Another issue? I can’t really read handwriting. I can only read typed Korean because the lines are clearly drawn and there is a separation between the consonants and vowels so I can easily distinguish each character. It’s a struggle and isn’t very practical.
So I thought that I understood Korean very well because, for the most part, when my mom and dad speak it at home I understand what they’re saying, no matter how quickly they’re speaking.
Well, I figured out why that is. It’s because I grew up hearing their intonation and the way they speak, so it’s familiar to me. When people here talk to me, I can’t fully understand what the heck is going on because I can’t pick up the key words that I usually can hear from my mom, dad, and other close relatives. To be fair, however, my understanding is much better than my production (see below).
HAHAHAHAHAHAHA no. My Korean hand writing looks like I’m holding the pencil with a fist, using my non-dominant hand (which is my right hand, lefty pride), and don’t understand the concept of keeping the characters in a straight line. It’s really elegant.
And here’s the major problem: I can’t make sentences and don’t know enough words. So basically, no, I don’t speak Korean.
The other day, someone in a shop asked me if my mom was a Seoul local. I fully understood the question, but replying was an issue. I knew the words for “mom”, “is” (in the honorific), “American”, and “Korean” but didn’t know how to put them into a sentence. So it kind of just sounded like this (underline denotes that those words were in Korean) “My mom is Korean but moved to, and lives in, America“.
And that’s a generous example. Most of the time I open my mouth to respond to a question, sifting through my vocabulary to see if there are words I can use, then I pick out the couple that might work in my reply and then when I come up short for the rest of the necessary words, I reach into the figurative “Korean language compartment” of my mind to find it tapped and empty.
Want to know what weird thing happens next?
My mind then subconsciously reaches for the rest of the words in the neighboring Spanish compartment of my mind.
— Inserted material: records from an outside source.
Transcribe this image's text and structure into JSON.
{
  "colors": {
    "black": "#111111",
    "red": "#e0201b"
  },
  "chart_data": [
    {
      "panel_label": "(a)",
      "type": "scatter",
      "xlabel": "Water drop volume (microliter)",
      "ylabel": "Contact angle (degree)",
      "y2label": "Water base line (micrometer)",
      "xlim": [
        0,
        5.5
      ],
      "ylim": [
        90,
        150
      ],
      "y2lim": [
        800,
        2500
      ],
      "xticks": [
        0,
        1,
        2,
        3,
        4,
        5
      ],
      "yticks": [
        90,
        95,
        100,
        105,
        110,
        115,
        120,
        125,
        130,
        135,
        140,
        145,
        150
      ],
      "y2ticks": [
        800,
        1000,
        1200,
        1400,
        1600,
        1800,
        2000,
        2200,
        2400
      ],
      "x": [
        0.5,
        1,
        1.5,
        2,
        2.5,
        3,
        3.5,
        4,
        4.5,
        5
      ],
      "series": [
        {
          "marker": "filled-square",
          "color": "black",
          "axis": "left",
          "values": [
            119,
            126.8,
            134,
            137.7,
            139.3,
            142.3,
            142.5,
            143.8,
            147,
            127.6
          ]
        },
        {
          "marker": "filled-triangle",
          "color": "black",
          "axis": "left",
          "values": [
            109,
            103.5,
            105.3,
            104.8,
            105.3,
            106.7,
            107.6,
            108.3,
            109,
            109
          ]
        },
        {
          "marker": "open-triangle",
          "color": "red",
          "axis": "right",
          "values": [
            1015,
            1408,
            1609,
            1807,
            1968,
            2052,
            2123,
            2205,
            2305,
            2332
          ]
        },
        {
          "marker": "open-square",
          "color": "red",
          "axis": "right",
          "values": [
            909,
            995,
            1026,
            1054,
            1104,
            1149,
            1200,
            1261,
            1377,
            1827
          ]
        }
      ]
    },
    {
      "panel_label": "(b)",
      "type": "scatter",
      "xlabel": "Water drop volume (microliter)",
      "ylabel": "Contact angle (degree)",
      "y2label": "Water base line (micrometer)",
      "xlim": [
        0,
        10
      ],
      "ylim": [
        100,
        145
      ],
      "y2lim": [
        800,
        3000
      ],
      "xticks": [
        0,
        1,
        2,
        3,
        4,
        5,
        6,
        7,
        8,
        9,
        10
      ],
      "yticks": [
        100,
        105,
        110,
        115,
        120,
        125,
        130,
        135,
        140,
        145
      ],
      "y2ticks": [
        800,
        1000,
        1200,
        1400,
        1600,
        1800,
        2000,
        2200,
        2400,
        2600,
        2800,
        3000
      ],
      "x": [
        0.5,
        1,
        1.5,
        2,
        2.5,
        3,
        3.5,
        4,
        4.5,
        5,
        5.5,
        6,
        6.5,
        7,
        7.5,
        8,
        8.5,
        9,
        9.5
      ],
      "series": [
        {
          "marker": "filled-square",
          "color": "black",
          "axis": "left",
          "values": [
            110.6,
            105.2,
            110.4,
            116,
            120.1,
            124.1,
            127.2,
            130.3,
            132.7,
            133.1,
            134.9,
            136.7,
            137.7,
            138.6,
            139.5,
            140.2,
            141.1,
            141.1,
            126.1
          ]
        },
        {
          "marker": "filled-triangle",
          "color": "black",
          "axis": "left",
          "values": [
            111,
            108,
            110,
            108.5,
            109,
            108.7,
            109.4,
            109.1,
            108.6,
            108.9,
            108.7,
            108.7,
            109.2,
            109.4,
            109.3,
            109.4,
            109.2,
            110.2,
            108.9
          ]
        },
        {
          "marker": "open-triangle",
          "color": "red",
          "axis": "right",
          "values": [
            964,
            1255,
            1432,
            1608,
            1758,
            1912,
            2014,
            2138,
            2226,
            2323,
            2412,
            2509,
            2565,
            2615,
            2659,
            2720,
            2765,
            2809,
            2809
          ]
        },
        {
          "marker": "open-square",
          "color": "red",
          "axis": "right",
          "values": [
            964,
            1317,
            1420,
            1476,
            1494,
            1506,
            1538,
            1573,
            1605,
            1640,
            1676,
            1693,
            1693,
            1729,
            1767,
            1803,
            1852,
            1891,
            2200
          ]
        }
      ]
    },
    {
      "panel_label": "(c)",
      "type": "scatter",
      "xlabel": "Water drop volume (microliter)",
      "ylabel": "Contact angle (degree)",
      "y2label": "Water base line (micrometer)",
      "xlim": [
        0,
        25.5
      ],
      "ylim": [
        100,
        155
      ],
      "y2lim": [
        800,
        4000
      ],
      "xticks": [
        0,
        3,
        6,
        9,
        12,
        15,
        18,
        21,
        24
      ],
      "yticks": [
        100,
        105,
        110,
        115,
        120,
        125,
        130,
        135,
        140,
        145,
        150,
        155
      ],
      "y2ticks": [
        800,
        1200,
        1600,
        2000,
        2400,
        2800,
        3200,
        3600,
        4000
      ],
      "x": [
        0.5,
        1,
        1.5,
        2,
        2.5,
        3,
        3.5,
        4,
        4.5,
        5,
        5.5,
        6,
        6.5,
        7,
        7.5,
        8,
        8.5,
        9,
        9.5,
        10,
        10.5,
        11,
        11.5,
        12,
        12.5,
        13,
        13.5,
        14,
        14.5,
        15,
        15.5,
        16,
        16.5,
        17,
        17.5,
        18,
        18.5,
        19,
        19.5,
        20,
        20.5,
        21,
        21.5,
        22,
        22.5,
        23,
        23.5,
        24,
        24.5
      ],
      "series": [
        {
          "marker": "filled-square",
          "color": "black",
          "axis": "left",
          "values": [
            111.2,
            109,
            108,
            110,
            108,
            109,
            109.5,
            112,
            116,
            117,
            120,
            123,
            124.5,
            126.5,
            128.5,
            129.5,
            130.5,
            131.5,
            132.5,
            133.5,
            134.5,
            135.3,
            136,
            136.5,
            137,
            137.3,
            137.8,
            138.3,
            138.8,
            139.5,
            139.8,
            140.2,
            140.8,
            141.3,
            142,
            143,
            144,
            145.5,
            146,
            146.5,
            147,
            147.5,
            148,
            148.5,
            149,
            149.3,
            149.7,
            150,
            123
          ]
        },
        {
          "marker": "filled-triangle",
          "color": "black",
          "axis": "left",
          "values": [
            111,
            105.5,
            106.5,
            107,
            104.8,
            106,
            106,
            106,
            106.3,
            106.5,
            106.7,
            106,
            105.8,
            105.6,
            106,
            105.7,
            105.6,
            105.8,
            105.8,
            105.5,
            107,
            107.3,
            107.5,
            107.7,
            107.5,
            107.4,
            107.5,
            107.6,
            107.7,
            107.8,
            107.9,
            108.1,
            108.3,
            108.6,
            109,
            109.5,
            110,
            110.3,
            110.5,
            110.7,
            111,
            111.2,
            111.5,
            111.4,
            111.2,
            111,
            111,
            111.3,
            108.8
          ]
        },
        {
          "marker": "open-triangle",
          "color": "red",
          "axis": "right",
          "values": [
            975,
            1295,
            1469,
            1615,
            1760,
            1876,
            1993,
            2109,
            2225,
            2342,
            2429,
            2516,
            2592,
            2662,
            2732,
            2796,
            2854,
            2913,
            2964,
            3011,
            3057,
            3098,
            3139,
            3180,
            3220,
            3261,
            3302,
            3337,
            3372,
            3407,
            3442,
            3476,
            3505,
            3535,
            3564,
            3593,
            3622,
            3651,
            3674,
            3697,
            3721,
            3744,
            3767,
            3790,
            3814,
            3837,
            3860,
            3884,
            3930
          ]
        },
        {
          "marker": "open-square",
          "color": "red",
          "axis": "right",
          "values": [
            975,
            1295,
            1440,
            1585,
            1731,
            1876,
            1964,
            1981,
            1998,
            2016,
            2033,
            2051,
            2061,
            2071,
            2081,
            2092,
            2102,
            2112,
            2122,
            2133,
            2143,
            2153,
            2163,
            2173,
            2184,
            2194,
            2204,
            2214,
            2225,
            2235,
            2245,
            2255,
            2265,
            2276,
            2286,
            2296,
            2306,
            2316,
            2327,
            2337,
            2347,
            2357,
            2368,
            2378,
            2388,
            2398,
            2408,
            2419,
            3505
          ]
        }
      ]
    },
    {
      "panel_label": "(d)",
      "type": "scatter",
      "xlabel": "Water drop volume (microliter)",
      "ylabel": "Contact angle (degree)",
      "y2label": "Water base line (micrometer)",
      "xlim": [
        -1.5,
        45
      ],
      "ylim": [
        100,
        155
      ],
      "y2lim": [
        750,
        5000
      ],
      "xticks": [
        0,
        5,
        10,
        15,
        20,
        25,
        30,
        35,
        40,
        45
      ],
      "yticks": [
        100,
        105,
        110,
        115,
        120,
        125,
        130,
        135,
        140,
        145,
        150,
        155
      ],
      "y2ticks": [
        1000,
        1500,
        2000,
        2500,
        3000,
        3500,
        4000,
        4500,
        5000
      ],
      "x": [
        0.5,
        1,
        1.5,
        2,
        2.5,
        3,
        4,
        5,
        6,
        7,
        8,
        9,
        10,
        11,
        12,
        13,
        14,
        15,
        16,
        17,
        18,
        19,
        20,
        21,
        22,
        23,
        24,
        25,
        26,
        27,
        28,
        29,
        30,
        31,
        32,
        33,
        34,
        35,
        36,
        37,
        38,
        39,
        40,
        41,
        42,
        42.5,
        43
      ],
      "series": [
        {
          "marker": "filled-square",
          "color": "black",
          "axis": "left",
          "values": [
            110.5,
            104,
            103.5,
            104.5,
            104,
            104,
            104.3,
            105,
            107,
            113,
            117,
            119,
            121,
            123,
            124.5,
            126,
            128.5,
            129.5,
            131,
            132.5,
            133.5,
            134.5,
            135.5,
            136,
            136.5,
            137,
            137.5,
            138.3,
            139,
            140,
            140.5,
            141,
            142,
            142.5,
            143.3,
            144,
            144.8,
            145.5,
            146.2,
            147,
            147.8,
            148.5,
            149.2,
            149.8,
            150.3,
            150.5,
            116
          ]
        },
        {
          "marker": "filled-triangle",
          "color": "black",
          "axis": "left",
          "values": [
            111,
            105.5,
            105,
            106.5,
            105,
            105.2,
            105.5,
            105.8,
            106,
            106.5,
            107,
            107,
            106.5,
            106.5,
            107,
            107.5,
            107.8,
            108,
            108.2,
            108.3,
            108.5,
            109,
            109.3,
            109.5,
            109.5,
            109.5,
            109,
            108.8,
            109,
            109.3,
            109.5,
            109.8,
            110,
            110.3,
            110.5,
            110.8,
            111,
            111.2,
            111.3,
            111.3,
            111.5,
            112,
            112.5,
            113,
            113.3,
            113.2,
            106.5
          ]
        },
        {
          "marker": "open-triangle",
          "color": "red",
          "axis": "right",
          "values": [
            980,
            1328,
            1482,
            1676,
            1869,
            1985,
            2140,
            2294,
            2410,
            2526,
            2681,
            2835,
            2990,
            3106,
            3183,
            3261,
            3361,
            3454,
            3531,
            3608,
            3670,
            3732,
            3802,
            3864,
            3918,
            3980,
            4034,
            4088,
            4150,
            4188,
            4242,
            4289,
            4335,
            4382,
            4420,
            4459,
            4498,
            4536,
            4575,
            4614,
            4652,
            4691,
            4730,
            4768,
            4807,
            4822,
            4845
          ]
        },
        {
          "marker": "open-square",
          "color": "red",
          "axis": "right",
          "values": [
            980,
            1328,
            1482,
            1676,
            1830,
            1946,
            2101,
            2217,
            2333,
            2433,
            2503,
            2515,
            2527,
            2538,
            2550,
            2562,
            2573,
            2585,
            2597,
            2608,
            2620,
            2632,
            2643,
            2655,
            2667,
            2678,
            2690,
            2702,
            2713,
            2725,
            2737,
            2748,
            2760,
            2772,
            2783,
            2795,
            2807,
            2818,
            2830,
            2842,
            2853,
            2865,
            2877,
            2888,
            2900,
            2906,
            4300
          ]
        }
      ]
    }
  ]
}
So while I’m trying to suppress the desire to string together my Korean words with Spanish prepositions and conjunctions, my mind then moves to the French compartment, and, as I try to suppress that as well, I realize that I’ve been standing there with my mouth open, trying to find the words to answer the question.
Guess what happens then?
I answer in completely English and mentally hit myself for not using at least a couple of the Korean words I knew.
This inability to converse fluently in Korean frustrates me, not only because I should know it, but because languages usually come so easily to me and trying to speak them has always been a fun adventure.
This is the same girl who, in the 8th grade, knowing almost no verbs and having a limited knowledge of Spanish, marched fearlessly up to the ticket counter in Madrid and tried to get bus tickets to Granada for herself and her family, asking about student fares and seat availability.
That girl is now standing, open-mouthed, like a deer in the headlights, unable to figure out how to communicate in the language with which she spoke her first words.
And, you know what? All eloquence aside: it sucks. It really does.
But you know what else? It’s an incredible motivator. I cannot wait to get into that Yonsei classroom and study my butt off to learn this language. So prepare yourselves, because by August 11th, I’m going to write a blog post completely in Korean. Count on it.